7 reasons to pursue Financial Independence
Here’s the Financial Independence blog just published at moneysense.ca. I’m posting this here for those who may have missed it, even though it reprises a similar guest blog I did for Roger Wohlner at his blog this weekend over at The Chicago Financial Planner. You can find a link to that one via the MoneySense post and indeed to the original blog that spawned both of them at My Financial Independence Journey blog.
However, unlike those other blogs, in this version I’m continuing the publishing of the end-of-chapter summaries that appear in the new US edition and e-book. Those who bought the original edition of the book won’t have those summaries, nor the glossary at the end.
Chapter 5: You can’t always get what you want
A paid-for home is the cornerstone of financial independence; paying down mortgages
•A paid-for home is the cornerstone of financial independence.
• Bad debt is consumer debt that charges high rates of interest and cannot be deducted from your income tax bill.
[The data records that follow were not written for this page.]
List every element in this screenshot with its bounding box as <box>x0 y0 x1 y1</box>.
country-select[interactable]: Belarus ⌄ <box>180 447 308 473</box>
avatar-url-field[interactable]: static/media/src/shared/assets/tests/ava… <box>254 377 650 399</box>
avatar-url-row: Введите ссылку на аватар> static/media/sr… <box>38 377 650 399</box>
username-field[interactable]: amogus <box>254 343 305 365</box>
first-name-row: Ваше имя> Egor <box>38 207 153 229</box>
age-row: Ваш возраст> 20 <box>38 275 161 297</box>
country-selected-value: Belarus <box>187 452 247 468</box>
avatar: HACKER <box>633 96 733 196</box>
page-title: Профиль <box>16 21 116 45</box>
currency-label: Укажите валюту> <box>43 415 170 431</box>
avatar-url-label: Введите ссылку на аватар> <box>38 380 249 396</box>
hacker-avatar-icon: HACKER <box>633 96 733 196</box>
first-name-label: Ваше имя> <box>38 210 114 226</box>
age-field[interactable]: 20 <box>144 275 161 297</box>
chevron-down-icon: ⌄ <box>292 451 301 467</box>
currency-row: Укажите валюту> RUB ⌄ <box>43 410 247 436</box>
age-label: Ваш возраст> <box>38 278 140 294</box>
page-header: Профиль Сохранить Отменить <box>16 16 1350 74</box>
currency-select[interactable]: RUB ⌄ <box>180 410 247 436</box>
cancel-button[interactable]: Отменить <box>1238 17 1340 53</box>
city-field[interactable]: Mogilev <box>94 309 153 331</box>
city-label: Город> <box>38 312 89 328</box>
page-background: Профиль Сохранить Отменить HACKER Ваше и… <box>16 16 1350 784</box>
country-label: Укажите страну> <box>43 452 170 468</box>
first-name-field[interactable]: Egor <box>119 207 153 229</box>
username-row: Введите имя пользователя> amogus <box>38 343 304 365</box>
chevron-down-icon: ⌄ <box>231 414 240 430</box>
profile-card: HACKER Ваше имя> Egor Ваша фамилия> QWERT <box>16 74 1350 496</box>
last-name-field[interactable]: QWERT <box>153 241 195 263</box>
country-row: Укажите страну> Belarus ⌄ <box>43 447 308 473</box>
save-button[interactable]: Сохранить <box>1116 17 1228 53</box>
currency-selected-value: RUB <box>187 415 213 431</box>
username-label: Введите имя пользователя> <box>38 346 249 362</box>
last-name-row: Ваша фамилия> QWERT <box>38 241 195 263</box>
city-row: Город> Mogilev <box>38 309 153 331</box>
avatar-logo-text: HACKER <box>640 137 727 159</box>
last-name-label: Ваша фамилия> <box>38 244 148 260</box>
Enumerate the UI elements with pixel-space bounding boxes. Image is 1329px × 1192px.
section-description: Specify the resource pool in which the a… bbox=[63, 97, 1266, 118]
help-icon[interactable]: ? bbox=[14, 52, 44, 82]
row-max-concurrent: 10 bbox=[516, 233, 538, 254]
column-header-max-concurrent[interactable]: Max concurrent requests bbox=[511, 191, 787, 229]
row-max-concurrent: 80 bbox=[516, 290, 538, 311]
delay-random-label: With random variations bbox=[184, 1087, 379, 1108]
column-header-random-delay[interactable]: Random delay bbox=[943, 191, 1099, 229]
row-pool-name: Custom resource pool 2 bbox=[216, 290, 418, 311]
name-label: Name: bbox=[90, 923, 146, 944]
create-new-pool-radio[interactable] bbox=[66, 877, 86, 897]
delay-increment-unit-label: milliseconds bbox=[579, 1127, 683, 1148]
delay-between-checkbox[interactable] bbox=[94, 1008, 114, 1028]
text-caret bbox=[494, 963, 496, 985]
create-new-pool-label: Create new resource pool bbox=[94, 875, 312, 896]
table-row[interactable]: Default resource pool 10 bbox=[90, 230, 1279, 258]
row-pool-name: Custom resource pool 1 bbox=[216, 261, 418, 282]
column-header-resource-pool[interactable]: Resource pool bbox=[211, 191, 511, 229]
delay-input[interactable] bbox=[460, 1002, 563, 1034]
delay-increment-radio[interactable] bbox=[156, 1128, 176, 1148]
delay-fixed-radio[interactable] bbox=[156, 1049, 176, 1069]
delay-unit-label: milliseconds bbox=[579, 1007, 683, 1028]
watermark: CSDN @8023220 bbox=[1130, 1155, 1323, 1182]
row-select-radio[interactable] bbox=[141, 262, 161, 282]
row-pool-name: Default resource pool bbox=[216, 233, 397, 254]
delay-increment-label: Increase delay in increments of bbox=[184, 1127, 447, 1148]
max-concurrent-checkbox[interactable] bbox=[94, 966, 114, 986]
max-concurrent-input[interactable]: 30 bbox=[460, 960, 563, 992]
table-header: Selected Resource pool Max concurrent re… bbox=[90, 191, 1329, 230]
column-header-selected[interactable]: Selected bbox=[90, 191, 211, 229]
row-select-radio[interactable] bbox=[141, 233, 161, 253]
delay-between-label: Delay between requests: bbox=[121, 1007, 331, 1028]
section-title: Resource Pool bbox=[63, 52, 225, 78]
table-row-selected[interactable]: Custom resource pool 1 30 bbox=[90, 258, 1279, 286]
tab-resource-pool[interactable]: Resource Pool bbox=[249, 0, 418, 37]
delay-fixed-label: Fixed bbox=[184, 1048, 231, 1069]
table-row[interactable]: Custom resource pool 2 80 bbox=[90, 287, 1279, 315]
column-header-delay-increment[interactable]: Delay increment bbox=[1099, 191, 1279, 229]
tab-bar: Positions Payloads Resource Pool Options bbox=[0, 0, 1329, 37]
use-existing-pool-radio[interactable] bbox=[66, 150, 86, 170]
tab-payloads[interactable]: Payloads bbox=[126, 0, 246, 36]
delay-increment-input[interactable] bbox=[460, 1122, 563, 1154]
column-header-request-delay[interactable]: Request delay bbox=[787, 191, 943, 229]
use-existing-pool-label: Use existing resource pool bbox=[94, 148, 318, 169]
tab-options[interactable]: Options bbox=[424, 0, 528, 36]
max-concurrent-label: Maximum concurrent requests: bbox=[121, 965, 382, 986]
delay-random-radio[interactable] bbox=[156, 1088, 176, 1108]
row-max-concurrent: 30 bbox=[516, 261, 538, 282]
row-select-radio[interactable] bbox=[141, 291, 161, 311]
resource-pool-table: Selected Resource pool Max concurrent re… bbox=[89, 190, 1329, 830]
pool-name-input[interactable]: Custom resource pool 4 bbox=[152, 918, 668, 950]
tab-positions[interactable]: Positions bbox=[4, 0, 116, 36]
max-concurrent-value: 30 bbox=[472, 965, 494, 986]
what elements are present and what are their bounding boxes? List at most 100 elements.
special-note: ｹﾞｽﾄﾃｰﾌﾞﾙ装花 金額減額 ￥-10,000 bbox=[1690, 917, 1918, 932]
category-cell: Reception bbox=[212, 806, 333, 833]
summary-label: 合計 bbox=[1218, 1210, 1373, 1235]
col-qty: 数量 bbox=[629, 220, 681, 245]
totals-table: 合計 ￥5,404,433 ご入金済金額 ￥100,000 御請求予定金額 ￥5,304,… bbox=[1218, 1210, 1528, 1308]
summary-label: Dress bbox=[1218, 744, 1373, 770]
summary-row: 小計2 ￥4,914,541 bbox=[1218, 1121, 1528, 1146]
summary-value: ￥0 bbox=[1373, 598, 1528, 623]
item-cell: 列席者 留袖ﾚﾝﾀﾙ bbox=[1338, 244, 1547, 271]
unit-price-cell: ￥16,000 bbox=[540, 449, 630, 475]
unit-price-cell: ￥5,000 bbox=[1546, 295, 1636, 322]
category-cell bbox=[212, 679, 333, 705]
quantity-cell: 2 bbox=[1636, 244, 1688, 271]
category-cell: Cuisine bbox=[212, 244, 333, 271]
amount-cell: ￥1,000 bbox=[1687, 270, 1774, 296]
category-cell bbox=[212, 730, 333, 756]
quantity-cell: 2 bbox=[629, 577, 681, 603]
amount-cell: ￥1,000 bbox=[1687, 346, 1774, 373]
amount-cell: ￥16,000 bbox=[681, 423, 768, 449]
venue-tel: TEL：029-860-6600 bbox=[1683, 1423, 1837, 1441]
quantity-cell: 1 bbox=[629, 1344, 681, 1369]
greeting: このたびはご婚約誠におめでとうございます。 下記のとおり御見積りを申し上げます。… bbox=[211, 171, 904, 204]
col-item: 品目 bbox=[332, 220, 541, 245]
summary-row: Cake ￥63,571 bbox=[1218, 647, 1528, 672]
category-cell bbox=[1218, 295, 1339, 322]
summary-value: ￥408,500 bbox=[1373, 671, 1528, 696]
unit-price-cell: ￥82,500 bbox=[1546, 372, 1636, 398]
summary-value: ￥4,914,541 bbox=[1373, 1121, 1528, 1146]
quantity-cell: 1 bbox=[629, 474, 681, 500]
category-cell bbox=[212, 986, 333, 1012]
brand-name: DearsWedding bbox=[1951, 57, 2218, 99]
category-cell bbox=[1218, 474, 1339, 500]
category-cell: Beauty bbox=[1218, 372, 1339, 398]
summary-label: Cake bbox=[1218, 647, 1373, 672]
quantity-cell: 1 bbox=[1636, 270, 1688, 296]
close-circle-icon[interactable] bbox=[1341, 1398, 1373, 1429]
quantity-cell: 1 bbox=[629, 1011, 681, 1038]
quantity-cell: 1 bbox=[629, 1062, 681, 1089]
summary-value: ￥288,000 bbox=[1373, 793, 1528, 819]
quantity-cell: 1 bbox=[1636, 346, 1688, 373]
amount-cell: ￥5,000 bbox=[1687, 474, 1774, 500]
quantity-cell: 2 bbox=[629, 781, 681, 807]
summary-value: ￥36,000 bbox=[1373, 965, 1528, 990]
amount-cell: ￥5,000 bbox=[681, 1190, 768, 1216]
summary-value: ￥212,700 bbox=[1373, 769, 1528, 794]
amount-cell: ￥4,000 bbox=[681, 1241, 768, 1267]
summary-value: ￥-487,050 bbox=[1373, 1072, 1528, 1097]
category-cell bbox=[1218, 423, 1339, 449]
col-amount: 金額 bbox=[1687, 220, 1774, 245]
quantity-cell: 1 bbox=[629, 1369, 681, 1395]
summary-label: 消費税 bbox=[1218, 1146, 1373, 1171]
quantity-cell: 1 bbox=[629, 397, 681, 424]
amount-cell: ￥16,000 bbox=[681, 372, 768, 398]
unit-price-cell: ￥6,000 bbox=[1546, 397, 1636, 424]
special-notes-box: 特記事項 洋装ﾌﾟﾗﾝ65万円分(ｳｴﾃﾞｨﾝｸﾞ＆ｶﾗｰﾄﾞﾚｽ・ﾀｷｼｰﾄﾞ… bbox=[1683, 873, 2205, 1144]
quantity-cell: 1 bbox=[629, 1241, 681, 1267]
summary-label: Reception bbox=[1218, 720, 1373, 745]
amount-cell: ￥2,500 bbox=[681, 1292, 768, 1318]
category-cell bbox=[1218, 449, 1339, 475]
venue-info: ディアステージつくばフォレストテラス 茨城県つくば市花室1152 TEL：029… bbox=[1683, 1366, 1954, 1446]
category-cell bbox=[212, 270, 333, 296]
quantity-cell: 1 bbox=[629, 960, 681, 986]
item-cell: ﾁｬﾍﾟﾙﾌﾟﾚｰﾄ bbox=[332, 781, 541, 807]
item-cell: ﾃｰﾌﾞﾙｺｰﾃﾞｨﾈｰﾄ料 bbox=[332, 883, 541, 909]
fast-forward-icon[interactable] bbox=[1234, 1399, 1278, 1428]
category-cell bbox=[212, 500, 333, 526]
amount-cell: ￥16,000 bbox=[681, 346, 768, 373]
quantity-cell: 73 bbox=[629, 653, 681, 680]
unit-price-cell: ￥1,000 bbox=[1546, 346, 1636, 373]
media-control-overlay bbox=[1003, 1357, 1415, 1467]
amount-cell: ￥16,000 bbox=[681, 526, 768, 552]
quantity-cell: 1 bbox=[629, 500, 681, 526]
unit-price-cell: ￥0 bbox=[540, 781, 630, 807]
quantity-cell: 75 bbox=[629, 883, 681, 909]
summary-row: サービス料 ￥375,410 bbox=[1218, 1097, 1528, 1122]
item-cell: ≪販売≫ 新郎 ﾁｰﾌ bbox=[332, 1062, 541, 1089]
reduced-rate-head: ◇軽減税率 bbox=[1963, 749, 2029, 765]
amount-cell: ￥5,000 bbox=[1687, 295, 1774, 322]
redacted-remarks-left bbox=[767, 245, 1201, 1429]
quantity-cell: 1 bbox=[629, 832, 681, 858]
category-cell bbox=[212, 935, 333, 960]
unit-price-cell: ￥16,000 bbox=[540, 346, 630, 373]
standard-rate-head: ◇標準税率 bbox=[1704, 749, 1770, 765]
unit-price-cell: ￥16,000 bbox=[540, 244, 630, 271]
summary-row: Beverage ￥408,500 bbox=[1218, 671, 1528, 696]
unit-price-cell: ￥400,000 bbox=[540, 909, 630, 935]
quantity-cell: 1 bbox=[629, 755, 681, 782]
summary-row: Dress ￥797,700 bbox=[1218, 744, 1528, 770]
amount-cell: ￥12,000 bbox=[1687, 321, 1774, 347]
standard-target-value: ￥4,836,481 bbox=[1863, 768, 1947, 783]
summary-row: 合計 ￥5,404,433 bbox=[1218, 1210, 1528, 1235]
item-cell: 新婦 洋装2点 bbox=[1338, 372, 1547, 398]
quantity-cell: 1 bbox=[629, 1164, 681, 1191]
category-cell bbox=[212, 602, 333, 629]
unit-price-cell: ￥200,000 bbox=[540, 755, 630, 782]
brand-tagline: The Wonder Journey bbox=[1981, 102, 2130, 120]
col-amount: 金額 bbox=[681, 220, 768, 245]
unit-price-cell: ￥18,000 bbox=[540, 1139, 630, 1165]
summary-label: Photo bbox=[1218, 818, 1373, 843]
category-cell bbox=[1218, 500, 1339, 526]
• A home mortgage is good debt, especially in America, where you can write off the interest charges from your taxes.
• The faster you pay off your mortgage, the less interest you’ll pay.
• Aim for a 10 or 15 year amortization period, not 30 or 35 years.
• Pay Yourself First by setting up an automatic draft to transfer 10 to 20% of your paycheck into investments.
• Leverage means borrowing money in order to invest. It can work but requires emotional fortitude to stick to the program when markets are down.
• Because you can write off some expenses, self employment is an often overlooked tax shelter.
• Real estate is a major part of a diversified financial plan but those who don’t want to be landlords can instead buy REITs, or Real Estate Investment Trusts.